Friday, Jun. 20, 1969

A Man of Infinite Possibilities

Of the 900 or so drawings by Leonardo da Vinci known to survive in the world, some 600 have resided for centuries in the royal collection of Britain's monarchs. How they came to be there is not certain. Most of them seem to have been brought to England by Thomas Howard, Earl of Arundel, known as "the father of English art collectors," who found them in Spain some time after 1637. The royal family acquired them some time before 1690. But apparently neither King William III nor Queen Mary was much impressed by their quality. A hundred years later, an official at Windsor Castle discovered them tucked away "in the bottom of a chest of drawers."

Ever since, they have been the jewels of the Crown's fabulous collection of 20,000 to 30,000 prints and drawings. In fact, they are so dearly prized that, in the words of Robin Mackworth-King, Windsor Castle's librarian, "the Queen feels her responsibility to posterity is too great to assume the risks of sending them abroad." A few are displayed in the Windsor Castle gallery on a rotating basis (scholars, however, may examine them in the archives any time). This summer, a huge sampling of the treasure has been put on view at the eight-year-old Queen's Gallery in Buckingham Palace.

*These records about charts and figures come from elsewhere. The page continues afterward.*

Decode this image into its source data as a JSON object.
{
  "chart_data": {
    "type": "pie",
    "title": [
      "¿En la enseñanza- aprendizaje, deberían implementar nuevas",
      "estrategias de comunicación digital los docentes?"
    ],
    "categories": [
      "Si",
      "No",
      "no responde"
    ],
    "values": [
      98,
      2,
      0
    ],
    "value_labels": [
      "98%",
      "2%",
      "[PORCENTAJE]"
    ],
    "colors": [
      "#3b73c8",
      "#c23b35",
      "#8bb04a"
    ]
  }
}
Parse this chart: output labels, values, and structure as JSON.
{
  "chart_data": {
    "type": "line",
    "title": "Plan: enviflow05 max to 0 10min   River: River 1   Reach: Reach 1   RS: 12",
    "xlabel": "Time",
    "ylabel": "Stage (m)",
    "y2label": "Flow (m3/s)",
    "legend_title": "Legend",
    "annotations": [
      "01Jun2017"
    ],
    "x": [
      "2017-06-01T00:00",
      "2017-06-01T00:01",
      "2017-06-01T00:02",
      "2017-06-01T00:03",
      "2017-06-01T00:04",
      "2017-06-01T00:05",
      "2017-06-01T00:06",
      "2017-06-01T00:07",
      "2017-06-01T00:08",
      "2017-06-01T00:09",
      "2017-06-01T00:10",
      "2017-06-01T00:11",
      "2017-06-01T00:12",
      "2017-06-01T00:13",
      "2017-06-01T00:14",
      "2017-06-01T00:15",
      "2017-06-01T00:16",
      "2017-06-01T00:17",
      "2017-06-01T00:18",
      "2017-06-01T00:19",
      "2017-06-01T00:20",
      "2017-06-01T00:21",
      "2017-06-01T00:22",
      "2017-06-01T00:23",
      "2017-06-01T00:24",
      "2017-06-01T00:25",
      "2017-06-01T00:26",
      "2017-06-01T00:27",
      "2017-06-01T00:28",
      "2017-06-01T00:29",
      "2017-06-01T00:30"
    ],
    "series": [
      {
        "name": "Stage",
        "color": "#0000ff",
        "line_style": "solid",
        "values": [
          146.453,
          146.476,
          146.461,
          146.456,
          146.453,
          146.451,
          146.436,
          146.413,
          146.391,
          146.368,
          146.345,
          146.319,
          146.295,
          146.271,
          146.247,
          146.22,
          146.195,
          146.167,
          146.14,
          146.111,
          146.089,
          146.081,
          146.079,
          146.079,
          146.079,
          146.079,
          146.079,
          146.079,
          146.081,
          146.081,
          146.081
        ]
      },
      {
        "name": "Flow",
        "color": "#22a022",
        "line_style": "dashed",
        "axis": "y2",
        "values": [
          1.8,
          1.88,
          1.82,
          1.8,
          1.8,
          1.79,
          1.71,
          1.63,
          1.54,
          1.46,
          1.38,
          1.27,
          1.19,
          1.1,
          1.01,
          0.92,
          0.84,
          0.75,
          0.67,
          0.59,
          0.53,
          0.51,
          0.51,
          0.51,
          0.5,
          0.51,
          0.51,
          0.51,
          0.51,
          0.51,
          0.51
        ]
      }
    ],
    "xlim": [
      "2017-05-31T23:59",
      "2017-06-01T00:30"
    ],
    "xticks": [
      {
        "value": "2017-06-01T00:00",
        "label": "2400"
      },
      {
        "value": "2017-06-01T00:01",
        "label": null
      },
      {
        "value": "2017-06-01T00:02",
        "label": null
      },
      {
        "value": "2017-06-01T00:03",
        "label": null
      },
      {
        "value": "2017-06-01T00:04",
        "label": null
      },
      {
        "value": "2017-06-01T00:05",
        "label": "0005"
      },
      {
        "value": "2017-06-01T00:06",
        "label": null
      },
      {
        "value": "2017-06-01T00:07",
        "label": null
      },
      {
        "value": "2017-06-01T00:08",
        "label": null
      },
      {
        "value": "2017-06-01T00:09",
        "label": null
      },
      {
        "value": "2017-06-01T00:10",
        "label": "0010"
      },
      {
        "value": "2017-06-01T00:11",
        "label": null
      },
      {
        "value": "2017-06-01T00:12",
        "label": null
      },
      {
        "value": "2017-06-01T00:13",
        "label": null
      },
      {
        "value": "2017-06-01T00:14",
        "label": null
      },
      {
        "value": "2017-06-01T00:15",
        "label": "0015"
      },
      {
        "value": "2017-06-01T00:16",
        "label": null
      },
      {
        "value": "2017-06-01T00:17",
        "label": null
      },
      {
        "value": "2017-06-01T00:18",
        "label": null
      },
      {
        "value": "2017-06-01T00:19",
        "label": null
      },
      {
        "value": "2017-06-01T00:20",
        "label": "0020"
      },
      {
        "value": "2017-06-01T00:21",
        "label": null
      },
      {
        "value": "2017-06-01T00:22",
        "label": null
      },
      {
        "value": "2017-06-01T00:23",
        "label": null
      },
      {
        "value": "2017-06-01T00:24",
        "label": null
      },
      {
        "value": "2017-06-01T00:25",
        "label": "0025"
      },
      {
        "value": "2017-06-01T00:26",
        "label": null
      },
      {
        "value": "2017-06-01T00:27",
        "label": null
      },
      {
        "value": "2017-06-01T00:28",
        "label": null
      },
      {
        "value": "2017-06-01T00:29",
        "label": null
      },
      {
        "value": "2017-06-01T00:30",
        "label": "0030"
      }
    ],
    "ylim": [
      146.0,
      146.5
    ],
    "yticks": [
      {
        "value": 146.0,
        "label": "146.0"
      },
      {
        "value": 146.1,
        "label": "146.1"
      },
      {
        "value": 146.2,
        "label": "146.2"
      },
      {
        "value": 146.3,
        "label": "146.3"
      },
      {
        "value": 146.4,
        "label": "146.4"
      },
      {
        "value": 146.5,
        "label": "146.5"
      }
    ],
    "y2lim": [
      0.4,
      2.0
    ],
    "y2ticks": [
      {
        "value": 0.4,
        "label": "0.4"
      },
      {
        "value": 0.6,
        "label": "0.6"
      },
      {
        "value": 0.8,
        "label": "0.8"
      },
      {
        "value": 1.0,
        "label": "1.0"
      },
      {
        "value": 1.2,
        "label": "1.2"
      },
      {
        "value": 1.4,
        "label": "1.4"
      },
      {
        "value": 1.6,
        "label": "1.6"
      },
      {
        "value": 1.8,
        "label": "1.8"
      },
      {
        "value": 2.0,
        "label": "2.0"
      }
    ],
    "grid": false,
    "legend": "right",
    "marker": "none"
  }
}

With 163 drawings, it is the biggest Leonardo show ever, and has already drawn 36,000 visitors. Chronologically, the drawings run from studies of lilies done in 1478, when Leonardo was an apprentice in Verocchio's Florentine workshop, to the coarse drawings probably done after 1516, when he had moved to France and, in his 60s, had suffered a paralysis of his working arm. Most important, the exhibition encompasses the extraordinary diversity of Leonardo's interests and achievements. Armaments, navigation, map making, mathematics, anatomy, botany, astronomy--his investigations into all of them are graphically annotated. The continual restlessness of his great mind can be seen in the numerous sheets on which he had sketched, say, a gearwheel mechanism, only to move swiftly on to a series of male nudes or a study of ocean waves without even changing paper. Then again, he might use an empty corner to jot down a scientific observation or a moral speculation in his strange, backward-running "mirror handwriting."

Out of Patience. It is hard to imagine a man with a clearer eye or a more far-ranging mind. Leonardo might stop work on a painting to dissect a cadaver and make meticulous studies of its musculature so that he could better understand the twist of a body or the shape of an arm. He took as his province the total knowledge of mankind (which was then manageable), and painting was only a part of it. Even when he was famed the length and breadth of Italy and crowned heads and prelates were besieging him for paintings, he pronounced himself "out of patience with the brush" and turned for five years to other projects. Thus only a handful of paintings survive--or were ever completed.

Perhaps there is a reason; painting is essentially a more voluptuous mode of expression than drawing. To judge from 16th century copies of his now lost Leda and the Swan, he could depict sensuous nudes when he chose. But the drawing that survives of Leda's head shows a lady ethereal and detached. Surviving also are the austere and delicate silverpoint studies of hands, believed to have been made for the portrait of Ginevra dei Benci. The painting itself, in Washington's National Gallery, has been cut off just below the shoulders (though no one knows in which century the damage was done).

Legacy and Vision. Leonardo seemed to feel something like a passion for his human subjects only when he happened to view them with disgust or satirical malice. He was powerfully attracted by strange faces and would sometimes follow some chance passer-by all day long in order to memorize his countenance. His pen caricature of five grotesque heads shows five prototypes of stupidity, cruelty, narrow-mindedness, arrogance and rage.

His warmest and most sympathetic studies are often not those of human beings at all but animals, plants and natural forces. He was fascinated by horses, drawing them from life and from memory, from every angle.

Latter-day biographers, including Britain's Sir Kenneth Clark, have presumed that Leonardo was a homosexual, citing as part of their evidence the equivocal smile of the Mona Lisa and the faintly cold, faintly remote quality of his drawings.

Leonardo was supremely a man of infinite possibilities--so many that only a fraction of them were ever realized. He should have devoted himself to painting, say the painters. To engineering, say the engineers. To city planning, say the planners. To anatomy, say the anatomists. His drawings most completely preserve and record what he dreamed and was. His legacy, his inspiration and his exasperating, incomplete genius are all there.